Mixado pelo deus do Metal Progressivo Devin Townsend, The Direction of Last Things promete cativar com o melhor do Prog. Metal atual em um disco relativamente curto e direto com sonoridade flertando com o jazz e abusando de alta complexidade em suas canções.

cover.jpg

4

Título: The Direction of Last Things

Ano de Lançamento: 2015

Gêneros: Prog. Metal, Prog. Rock

“Fast Worms” abre o disco com muito peso, velocidade e agressividade em um instrumental fincado dos pés a cabeça no Prog. Metal sendo enriquecido por suas cativantes quebras rítmicas, versos rasgados e violentos e refrão cativante flertando com o Alt.

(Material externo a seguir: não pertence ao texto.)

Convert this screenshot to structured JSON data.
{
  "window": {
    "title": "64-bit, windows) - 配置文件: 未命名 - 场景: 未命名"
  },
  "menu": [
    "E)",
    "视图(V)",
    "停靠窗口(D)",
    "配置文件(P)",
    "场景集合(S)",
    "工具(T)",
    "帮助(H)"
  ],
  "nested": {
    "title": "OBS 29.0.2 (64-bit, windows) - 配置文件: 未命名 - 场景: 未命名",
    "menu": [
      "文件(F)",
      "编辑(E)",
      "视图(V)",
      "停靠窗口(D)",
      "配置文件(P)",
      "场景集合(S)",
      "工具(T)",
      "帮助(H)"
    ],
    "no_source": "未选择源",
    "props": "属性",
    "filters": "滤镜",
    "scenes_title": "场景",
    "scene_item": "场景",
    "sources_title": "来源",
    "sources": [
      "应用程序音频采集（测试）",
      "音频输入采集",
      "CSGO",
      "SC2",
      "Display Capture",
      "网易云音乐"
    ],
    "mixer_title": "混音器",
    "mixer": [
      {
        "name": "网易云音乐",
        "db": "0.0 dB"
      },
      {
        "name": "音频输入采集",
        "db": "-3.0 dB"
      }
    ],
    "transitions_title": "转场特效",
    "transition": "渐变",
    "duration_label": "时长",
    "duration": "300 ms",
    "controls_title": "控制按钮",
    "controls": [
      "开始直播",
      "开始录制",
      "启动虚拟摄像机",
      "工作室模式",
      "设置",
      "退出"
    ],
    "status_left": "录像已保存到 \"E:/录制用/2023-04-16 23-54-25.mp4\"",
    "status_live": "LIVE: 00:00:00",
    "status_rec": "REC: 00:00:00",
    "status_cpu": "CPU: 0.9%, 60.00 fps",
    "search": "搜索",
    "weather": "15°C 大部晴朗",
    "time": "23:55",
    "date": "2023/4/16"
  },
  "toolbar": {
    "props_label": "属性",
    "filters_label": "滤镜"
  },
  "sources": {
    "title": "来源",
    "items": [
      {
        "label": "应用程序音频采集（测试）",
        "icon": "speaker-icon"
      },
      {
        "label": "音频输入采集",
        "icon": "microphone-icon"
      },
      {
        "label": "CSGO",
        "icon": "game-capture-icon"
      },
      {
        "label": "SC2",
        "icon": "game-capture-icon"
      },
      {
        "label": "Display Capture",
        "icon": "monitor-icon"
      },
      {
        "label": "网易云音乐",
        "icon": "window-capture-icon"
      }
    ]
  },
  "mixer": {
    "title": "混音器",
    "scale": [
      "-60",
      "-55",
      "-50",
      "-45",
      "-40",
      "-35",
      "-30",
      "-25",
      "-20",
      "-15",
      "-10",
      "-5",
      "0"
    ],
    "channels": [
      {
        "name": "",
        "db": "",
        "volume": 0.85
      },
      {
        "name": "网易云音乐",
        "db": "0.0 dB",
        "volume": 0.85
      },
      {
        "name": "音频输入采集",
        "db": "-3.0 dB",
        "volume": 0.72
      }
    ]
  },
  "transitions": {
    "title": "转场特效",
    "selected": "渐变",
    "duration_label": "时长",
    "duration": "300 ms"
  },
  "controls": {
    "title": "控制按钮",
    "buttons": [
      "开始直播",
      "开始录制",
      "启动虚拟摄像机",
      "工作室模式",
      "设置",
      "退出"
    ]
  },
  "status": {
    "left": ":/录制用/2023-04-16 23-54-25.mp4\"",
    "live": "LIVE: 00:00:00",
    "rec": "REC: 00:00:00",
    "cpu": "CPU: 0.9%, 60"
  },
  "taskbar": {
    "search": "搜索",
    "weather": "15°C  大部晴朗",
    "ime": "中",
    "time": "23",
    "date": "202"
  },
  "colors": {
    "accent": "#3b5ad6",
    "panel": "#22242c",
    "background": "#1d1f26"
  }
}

Metal nas belas linhas vocais que ele apresenta e com um excelente solo logo em seguida. “Digital Gerrymandering” lembra Mastodon em alguns aspectos, principalmente pelo vocal cantado por duas pessoas diferentes e a progressividade inerente da faixa que da uma certa beleza a suas passagens, fortalecendo-se através dos excelentes versos e a maestria instrumental pra mostrar um som coeso e limpo em seus mais de 8 minutos de duração, onde quebras rítmicas não faltam e o tom melódico brilha frente a obscuridade do denso instrumental. “The Pleasant Surprise” é uma música muito pesada e com excelência instrumental e mais vocais lembrando Mastodon, dessa vez também fazendo uso de brutais vocais rasgados que dão cor a música que tem complexidade extrema e deve agradar fácil aos fãs de bandas do gênero ao exibir muita confiança na qualidade do som que estão fazendo e uma certa pretensiosidade que não pode faltar no Progressive Metal. “The Unlikely Event of a Water Landing” começa atmosférica e misterioso, com vozes de fundo falando coisas certas vezes incompreensíveis, logo ganhando forma e som em um cadenciado Prog. Rock com vocais Floydianos em uma roupagem de fácil assimilação com bons versos e um refrão pesado e agressivo que destoa do restante da música.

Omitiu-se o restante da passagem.